Effects of H 2O and CO 2 addition in catalytic partial oxidation of methane on Rh

Abstract

The autothermal catalytic partial oxidation (CPO) of methane was performed at short contact times (∼8 ms) over three Rh-based catalysts: 5 wt% Rh/ α-Al 2O 3, 5 wt% Rh/2 wt% γ-Al 2O 3/ α-Al 2O 3, and 5 wt% Rh/2 wt% Ce/2 wt% γ-Al 2O 3/ α-Al 2O 3. The effects of H 2O addition (10%, 20%, and 40% of the total feed) and CO 2 addition (20% and 35%) were studied over a wide range of inlet C/O ratios (0.75–1.2) by means of the capillary sampling technique. Over Rh/ α-Al 2O 3 samples, spatially resolved concentration profiles revealed that the rate of CH 4 reforming is independent of the concentration of H 2O and CO 2. Differences in the product distribution followed the behavior expected from water gas shift (WGS) chemistry: in H 2O-rich tests, the production of H 2 and CO 2 increased at the expense of H 2O and CO, while the opposite was observed in CO 2-rich tests. CPO experiments with a simultaneous feed of H 2O and CO 2 (40% H 2O, 20% CO 2, 20% CH 4, C/O = 1) provided direct evidence that H 2O is the preferential co-reactant of CH 4 in reforming and that CO 2 reforming is absent. Addition of a γ-Al 2O 3 washcoat to the catalyst significantly enhanced the rate of steam reforming while revealing the limits of Rh WGS activity.
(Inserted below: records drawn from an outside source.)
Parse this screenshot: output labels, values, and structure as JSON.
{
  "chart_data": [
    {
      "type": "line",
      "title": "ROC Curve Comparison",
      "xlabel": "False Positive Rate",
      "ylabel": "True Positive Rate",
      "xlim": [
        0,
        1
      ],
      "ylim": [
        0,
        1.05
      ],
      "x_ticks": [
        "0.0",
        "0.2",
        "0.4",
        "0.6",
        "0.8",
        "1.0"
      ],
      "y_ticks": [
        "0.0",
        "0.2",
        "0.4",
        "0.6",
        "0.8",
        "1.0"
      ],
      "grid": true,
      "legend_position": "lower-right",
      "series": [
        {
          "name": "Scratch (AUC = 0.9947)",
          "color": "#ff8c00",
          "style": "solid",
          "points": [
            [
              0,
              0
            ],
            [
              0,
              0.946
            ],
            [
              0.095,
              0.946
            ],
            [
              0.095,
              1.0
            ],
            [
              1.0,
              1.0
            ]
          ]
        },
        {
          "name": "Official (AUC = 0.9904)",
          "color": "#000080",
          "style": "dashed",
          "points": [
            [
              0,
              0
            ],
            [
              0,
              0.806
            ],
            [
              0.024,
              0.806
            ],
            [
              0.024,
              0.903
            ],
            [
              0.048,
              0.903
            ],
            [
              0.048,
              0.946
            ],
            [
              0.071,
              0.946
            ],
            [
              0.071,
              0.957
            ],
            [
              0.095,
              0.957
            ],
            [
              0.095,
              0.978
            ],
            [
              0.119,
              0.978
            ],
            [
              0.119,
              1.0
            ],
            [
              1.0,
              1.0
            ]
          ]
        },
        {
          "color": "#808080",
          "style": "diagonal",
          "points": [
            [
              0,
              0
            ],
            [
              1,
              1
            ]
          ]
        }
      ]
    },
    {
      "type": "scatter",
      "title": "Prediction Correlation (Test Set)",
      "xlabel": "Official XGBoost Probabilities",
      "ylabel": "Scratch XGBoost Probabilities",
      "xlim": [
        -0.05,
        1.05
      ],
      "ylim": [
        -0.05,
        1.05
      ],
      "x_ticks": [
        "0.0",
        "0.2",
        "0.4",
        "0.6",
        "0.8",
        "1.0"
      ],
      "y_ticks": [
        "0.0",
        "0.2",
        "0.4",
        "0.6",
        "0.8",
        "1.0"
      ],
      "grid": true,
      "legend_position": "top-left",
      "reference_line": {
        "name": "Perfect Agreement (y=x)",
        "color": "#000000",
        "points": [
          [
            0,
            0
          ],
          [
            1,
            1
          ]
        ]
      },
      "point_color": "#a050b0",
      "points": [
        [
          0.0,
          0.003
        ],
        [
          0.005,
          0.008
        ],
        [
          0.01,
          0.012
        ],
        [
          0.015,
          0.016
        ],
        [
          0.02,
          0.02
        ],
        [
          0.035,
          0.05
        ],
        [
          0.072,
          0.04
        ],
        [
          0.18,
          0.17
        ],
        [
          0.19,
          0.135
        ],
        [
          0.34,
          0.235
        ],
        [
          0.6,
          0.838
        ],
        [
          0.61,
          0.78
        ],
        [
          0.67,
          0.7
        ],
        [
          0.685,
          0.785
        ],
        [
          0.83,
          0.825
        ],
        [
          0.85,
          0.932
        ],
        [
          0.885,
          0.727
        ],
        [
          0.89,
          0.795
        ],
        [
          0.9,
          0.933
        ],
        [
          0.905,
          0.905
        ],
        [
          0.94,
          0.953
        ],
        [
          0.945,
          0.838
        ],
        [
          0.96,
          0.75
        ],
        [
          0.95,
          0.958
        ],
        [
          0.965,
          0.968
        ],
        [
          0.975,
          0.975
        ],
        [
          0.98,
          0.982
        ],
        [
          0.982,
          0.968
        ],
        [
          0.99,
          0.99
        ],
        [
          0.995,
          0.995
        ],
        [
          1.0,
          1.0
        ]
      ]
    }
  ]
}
Products were equilibrated for nearly all cases examined over the Ce-promoted catalyst, indicating that WGS kinetics, either forward or reverse, have an important role in the CPO mechanism, particularly with H 2O and CO 2 co-feed. The experimental results clearly illustrate the flexible nature of CPO process. They show that the H 2/CO can be varied within a wide range of values in a one-step process, and syngas production is sustainable under highly diluted conditions.